Absender der E-Mails sei die Firma XXXX, der Beschwerdeführer sei als handelsrechtlicher Geschäftsführer der Firma XXXX, welche unbeschränkt haftende Gesellschafterin der Firma XXXX sei, verwaltungsstrafrechtlich verantwortlich.

Mit Schreiben vom 01.08.2017 sei der Beschwerdeführer zur Rechtfertigung hinsichtlich der zur Last gelegten Verwaltungsübertretungen aufgefordert worden. In der Rechtfertigung vom 03.08.2017 habe er mitgeteilt wie folgt: "[...] Ich [...] möchte mich hiermit für unser Vergehen entschuldigen. Wir haben unseren Betrieb in den letzten 2 Monaten übersiedelt und auch teilweise ein dadurch bedingtes EDV Problem gehabt. Wir haben die Abmeldung der XXXX vom Newsletter definitiv übersehen. Haben soeben unsere Agentur beauftragt diese mail Adresse zu löschen. [...]".

Die belangte Behörde führte weiter aus, dass der Beschwerdeführer es jedenfalls zu verantworten habe, dass die oben genannten E-Mails zu Zwecken der Direktwerbung ohne vorherige Einwilligung der Anzeigerin zugesendet wurden. Die belangte Behörde gehe aufgrund der glaubwürdigen Angaben der Anzeigerin davon aus, dass keine vorherige Einwilligung zum Erhalt der Nachrichten vorliege. Dies sei ja vom Beschwerdeführer auch nicht bestritten worden und habe er auch keine diesbezüglichen Unterlagen zur Vorlage bringen können, aus denen sich eine allfällige Einwilligung ergeben würde.

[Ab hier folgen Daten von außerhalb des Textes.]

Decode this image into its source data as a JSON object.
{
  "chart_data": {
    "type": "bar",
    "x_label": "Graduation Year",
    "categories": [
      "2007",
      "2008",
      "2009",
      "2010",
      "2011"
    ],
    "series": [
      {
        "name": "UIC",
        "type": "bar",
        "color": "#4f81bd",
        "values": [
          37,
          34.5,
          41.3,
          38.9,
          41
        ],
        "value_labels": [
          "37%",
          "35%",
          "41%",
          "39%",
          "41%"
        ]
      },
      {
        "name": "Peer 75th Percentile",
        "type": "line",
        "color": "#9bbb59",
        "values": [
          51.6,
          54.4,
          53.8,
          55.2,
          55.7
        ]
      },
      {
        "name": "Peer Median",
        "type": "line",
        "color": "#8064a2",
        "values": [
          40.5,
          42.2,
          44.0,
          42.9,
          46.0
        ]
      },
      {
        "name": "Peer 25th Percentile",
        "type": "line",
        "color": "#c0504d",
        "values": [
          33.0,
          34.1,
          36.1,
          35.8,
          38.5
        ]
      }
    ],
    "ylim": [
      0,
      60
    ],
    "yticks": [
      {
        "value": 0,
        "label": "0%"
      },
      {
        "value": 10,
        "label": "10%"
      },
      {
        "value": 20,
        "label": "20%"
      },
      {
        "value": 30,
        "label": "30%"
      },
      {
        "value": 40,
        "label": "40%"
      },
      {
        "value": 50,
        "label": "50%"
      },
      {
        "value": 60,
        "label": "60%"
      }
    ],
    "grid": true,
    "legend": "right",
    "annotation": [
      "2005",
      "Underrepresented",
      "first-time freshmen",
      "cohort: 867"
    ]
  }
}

Zur objektiven Tatseite führte die belangte Behörde aus, dass aufgrund eines sehr weiten Begriffs der Werbung die Zusendung der gegenständlichen Nachrichten das Kriterium der elektronischen Post zu Zwecken der Direktwerbung erfülle. Durch die vom Beschwerdeführer zu verantwortende Zusendung der gegenständlichen E-Mails an die Anzeigerin sei ihm der objektive Tatbestand des § 107 Abs. 2 TKG 2003 anzulasten.

Zur subjektiven Tatseite gab die belangte Behörde an, dass es dem Beschwerdeführer als Unternehmer zumutbar gewesen sei, sicherzustellen, dass eine Zusendung von Werbemails nur an jene Personen erfolge, die ihr Einverständnis dazu erklärt haben. Komme es zu einem Rechtsverstoß, dann habe der verwaltungsstrafrechtlich Verantwortliche für diese Rechtsverletzung einzustehen, soweit er nicht durch geeignete Maßnahmen entsprechende Vorsorge zu Vermeidung solcher Rechtswidrigkeiten getroffen habe. Insbesondere komme die Einrichtung eines der Verhinderung von Rechtsverstößen dienenden Regel- und Kontrollsystems in Betracht.

Die dem Beschwerdeführer zur Last gelegten Verwaltungsübertretungen gehörten zu den Ungehorsamsdelikten, bei denen der Täter zu beweisen habe, dass ihm die Einhaltung der Verwaltungsvorschriften ohne sein Verschulden unmöglich gewesen wäre. Aus der Judikatur ergebe sich, dass es bei einem Ungehorsamsdelikt am Beschwerdeführer gelegen wäre, glaubhaft zu machen, dass ihn an der Verletzung der Verwaltungsvorschrift kein Verschulden treffe. Der Beschwerdeführer hätte zu seiner verwaltungsstrafrechtlichen Entlastung das Bestehen eines wirksamen Regel- und Kontrollsystems dartun und nachweisen müssen. Er hätte sich vor Durchführung des inkriminierten E-Mail-Versandes vergewissern müssen, dass eine Zustimmung der Anzeigerin vorliege. Es sei ihm daher zumindest Fahrlässigkeit vorzuwerfen. Der Beschwerdeführer habe die Tatbestände daher voll zu verantworten.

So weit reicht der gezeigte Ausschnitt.